Sobi Seeks EU Expansion for Tryngolza in Severe Hypertriglyceridemia
Event summary
- Sobi has submitted an application to the EMA for an expanded indication of Tryngolza (olezarsen) to treat adult patients with severe hypertriglyceridemia (sHTG) ≥880 mg/dL.
- The application is supported by Phase 3 CORE and CORE2 trial data published in the New England Journal of Medicine in 2025, demonstrating a reduction in acute pancreatitis risk.
- Tryngolza is already approved in the EU (since September 2025) for familial chylomicronemia syndrome (FCS).
- Sobi commercializes Tryngolza ex-U.S. except Canada and China, under a license agreement with Ionis Pharmaceuticals.

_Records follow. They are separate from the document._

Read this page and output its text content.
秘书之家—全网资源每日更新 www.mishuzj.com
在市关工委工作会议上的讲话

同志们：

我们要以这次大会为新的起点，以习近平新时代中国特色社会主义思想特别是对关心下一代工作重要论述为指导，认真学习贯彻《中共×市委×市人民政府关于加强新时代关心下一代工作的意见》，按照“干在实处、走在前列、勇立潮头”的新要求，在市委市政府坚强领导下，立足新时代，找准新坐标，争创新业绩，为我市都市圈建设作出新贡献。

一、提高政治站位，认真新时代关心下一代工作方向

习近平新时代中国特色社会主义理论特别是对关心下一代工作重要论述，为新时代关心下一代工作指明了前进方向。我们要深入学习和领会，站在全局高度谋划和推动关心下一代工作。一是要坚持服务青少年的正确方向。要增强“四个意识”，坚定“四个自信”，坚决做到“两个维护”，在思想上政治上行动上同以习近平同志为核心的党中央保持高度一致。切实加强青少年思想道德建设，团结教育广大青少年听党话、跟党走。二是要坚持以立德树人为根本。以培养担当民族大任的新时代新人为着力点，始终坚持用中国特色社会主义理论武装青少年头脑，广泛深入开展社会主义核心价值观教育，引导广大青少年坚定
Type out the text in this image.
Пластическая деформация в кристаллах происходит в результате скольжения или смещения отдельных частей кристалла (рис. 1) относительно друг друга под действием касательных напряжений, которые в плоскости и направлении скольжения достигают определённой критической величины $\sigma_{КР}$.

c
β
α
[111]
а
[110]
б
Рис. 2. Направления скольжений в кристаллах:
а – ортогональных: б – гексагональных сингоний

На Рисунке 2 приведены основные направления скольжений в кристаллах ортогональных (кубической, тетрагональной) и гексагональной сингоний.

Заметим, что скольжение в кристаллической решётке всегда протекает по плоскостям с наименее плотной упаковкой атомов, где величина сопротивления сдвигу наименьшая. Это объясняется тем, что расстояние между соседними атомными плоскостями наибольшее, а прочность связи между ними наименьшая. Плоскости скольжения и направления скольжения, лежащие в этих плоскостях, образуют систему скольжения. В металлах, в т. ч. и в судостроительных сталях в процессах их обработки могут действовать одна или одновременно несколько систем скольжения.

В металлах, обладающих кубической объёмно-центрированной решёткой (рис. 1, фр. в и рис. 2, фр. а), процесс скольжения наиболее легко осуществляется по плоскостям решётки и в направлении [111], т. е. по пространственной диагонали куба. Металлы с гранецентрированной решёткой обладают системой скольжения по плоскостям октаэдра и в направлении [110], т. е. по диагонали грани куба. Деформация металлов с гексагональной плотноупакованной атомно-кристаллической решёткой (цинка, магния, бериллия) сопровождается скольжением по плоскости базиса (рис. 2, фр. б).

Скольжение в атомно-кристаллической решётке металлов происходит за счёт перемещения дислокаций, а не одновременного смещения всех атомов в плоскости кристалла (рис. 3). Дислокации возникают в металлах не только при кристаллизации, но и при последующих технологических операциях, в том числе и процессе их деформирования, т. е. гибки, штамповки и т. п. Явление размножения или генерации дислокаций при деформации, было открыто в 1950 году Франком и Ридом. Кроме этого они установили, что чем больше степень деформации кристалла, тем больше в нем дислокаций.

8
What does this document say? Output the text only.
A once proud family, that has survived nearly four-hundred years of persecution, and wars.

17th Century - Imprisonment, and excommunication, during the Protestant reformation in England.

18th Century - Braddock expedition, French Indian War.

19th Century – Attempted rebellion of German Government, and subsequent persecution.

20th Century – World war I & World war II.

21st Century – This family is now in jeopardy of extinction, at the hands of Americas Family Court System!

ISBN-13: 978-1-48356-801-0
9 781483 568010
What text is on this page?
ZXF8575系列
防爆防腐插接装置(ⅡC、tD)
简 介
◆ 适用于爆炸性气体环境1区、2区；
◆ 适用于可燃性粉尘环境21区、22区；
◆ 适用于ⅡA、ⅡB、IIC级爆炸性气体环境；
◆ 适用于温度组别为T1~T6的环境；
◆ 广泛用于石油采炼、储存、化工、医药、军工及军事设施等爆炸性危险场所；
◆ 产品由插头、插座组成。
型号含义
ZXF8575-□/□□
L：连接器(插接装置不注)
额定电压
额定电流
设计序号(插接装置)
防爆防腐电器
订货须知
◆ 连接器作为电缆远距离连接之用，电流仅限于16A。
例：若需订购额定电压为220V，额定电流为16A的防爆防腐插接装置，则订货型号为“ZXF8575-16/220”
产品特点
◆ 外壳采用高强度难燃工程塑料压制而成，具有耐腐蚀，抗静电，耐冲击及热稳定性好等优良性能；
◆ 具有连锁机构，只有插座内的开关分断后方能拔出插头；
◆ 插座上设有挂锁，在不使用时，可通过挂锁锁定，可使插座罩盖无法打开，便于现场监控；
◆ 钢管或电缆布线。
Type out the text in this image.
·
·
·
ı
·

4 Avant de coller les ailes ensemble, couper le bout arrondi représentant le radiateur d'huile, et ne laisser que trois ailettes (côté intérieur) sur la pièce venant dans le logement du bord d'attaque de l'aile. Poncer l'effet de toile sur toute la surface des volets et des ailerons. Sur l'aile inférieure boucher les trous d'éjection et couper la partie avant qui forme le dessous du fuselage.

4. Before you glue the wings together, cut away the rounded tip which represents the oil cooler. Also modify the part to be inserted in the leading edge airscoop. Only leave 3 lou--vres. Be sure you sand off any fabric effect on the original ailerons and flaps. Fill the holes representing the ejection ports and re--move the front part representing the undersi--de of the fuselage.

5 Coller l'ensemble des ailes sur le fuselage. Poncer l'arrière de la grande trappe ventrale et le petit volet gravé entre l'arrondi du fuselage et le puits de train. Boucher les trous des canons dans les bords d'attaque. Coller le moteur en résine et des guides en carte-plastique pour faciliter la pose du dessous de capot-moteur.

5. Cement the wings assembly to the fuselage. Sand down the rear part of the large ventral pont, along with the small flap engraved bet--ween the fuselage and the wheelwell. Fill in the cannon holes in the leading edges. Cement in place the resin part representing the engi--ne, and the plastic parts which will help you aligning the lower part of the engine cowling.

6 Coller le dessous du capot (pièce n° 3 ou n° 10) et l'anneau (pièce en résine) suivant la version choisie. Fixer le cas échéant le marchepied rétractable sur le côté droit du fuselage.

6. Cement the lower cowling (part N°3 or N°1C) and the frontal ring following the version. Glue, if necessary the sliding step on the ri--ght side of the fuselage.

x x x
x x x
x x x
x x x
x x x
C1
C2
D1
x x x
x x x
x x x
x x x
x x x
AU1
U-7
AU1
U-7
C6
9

- Approximately 700,000 people in the EU5 have triglyceride levels ≥880 mg/dL, representing a significant unmet need.
The big picture
Sobi’s pursuit of this expanded indication for Tryngolza underscores the growing focus on addressing severe hypertriglyceridemia, a condition with significant morbidity and mortality. The company’s reliance on a licensing agreement with Ionis Pharmaceuticals creates a dependency that could impact future pricing and development decisions. The success of this application will be a key indicator of Sobi’s ability to expand its rare disease portfolio and drive revenue growth, given the company’s SEK 28 billion revenue in 2025.
What we're watching
- Regulatory Approval
- The EMA’s decision on the expanded indication will be critical for Sobi’s revenue projections and market penetration within the sHTG patient population.
- Commercial Execution
- Sobi’s ability to effectively market and distribute Tryngolza to the expanded patient pool, particularly given the need for specialized treatment and monitoring, will determine the success of this expansion.
- Competitive Landscape
- The emergence of alternative therapies or competing approaches to managing sHTG could erode Tryngolza’s market share and pricing power, despite its current first-mover advantage.